Using my own website www.jakemdrew.com as the starting URL, I performed 100 link crawl downloads using the Webpage Downloader. For example, Figure 10 below shows the CrawlLinks() method being used in combination with a WebpageDownloader to download 100 crawled links in parallel using 100 concurrent download workers for the WebpageDownloader.
Figure 10 - Crawling 100 Links using 100 Concurrent WebpageDownloader Workers.
I performed benchmarks to identify the first 100 links associated with www.jakemdrew.com using 2, 50, and 100 concurrent download workers. The elapsed times are shown below:
Looking at the Webpage Downloader's log in Figure 11 we can see that the LinkCrawler() located 39 new links to download from the first URL provided. Since the crawler had not yet located 100 links, it continued to download html and search for new links within the 39 new URL's. The crawler then found an additional 2541, links contained in the html of the 39 links during its third recursive execution.
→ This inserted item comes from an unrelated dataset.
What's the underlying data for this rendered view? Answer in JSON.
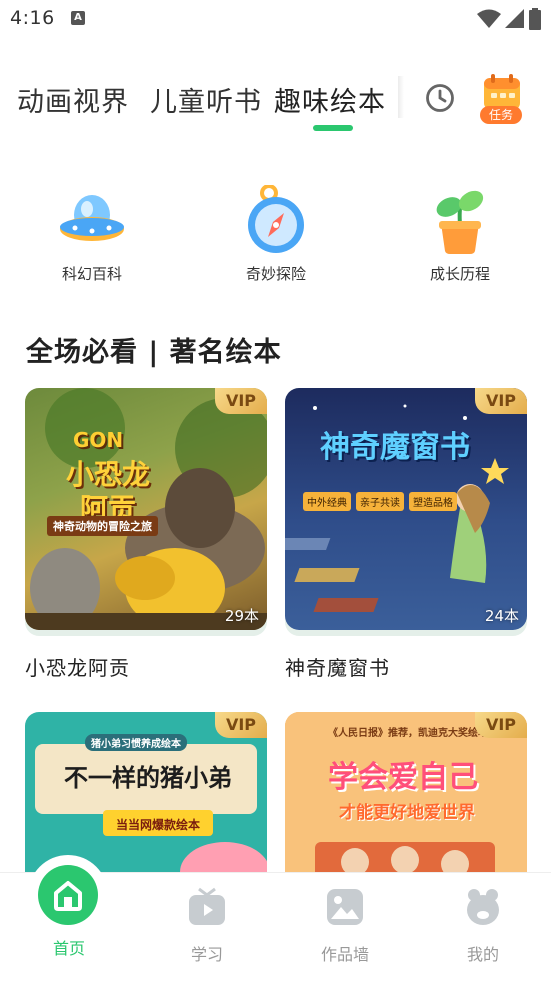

However, only a fraction of those links were actually downloaded since we set a download threshold of 100 total webpages.
Downloads Requested: 1 3/18/2015 7:54:10 PM ################################################################### http://www.jakemdrew.com/|Success
Downloads Requested: 39 3/18/2015 7:54:10 PM ###################################################################
Downloads Requested: 2541 3/18/2015 7:54:21 PM ################################################################### http://www.google.com/chrome|Success
Figure 11 - The Webpage Downloader Log.
It is clear that sizable performance gains can be achieved by using a parallel webpage download approach when mining data from the web. However, there is a diminishing return on adding additional concurrency workers to the download process. The optimal threshold is based upon numerous factors including both processing power and connection speed. I think it is also worth mentioning that in certain situations utilizing an anonymity network such as TOR  can be very beneficial to avoid facing download performance penalties or blocks which may be placed at the ip level by certain webpage providers. While moving from 2 concurrent download workers reduced execution times from 44 down to 16 seconds, increasing concurrent workers from 50 to 100 workers actually increased our total download time to 17 seconds. Carefully choosing the appropriate parameters can dramatically impact execution times when dealing with larger volumes of data.